Plutôt sorcières que corps-usine

SorciereSUZANNE DESBARESDES

« L’idée de transformer cet être oisif, qui rêvait sa vie comme d’un long carnaval, en un infatigable travailleur, peut avoir semblé une entreprise désespérée. Cela signifiait littéralement de « renverser le monde », mais sur un mode totalement capitaliste, où l’inertie face au commandement serait transformée en absence de désir et de volonté autonome, ou la vis erotica deviendrait la vis laborativa, et où le besoin ne s’exprimerait plus que sous la forme du manque, de l’abstinence, et d’une éternelle indigence[1]. »

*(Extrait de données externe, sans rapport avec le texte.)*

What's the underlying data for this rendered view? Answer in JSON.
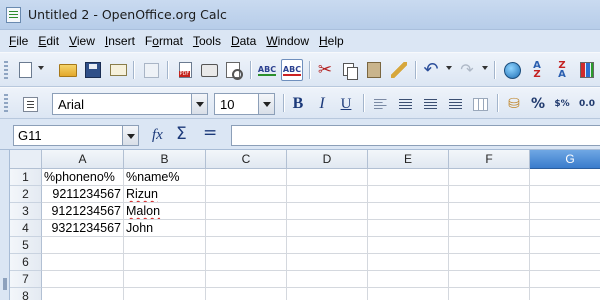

Une immense colère nous remonte à la gorge à la lecture de Caliban et la sorcière de Silvia Federici, qui réactualise une part largement occultée de l’histoire. Prenant pour objet la grande chasse aux sorcières menée au XVe et XVIe siècle dans la période de transition du régime féodal au système capitaliste, cette étude retrace les circonstances d’une redéfinition des rapports d’exploitation et de la constitution d’un nouvel ordre patriarcal[2]. Alors que Marx avait déjà montré que les expropriations massives et la destruction des formes de subsistances collectives avaient été nécessaires à l’instauration du capitalisme, Federici montre que les politiques exercées sur le corps des femmes dans cette même période furent tout aussi cruciales à son développement : « Le corps a été pour les femmes, dans la société capitaliste, ce que l’usine a été pour le travailleur salarié : le terrain originel de leur exploitation et de leur résistance. » De la même manière que ce qui permettait les formes de vie collectives et que l’autosubsistance des paysans devait être anéantie, il fallait déposséder les femmes du contrôle qu’elles exerçaient sur leur corps. Contre ceux qui conçoivent l’oppression des femmes comme une donnée transhistorique, Federici montre la manière par laquelle le passage au capitalisme a favorisé la mise à l’écart des femmes de nombreux métiers[3], contribué au déclin de leurs droits et provoqué leur infantilisation légale :

Un des principaux droits que perdirent les femmes fut le droit de conduire des activités économiques par elles-mêmes […] En France, elles perdirent le droit de contracter ou de se représenter elles-mêmes au tribunal, étant déclarées légalement « imbéciles ». […] En Allemagne, lorsqu’une femme de la bourgeoisie devenait veuve, il était d’usage de nommer un tuteur pour gérer ses affaires. Les femmes allemandes n’avaient aussi pas le droit de vivre seules ou avec d’autres femmes et, dans le cas des pauvres, mêmes avec leur propre famille, puisqu’on estimait qu’elles ne seraient pas suffisamment contrôlées. En somme, de pair avec la dévalorisation économique et sociale, les femmes connurent un processus d’infantilisation légale. […] Dans les pays méditerranéens les femmes furent évincées non seulement de nombreux emplois salariés, mais aussi des rues, où une femme seule risquait d’être le sujet de railleries ou d’agressions sexuelles[4].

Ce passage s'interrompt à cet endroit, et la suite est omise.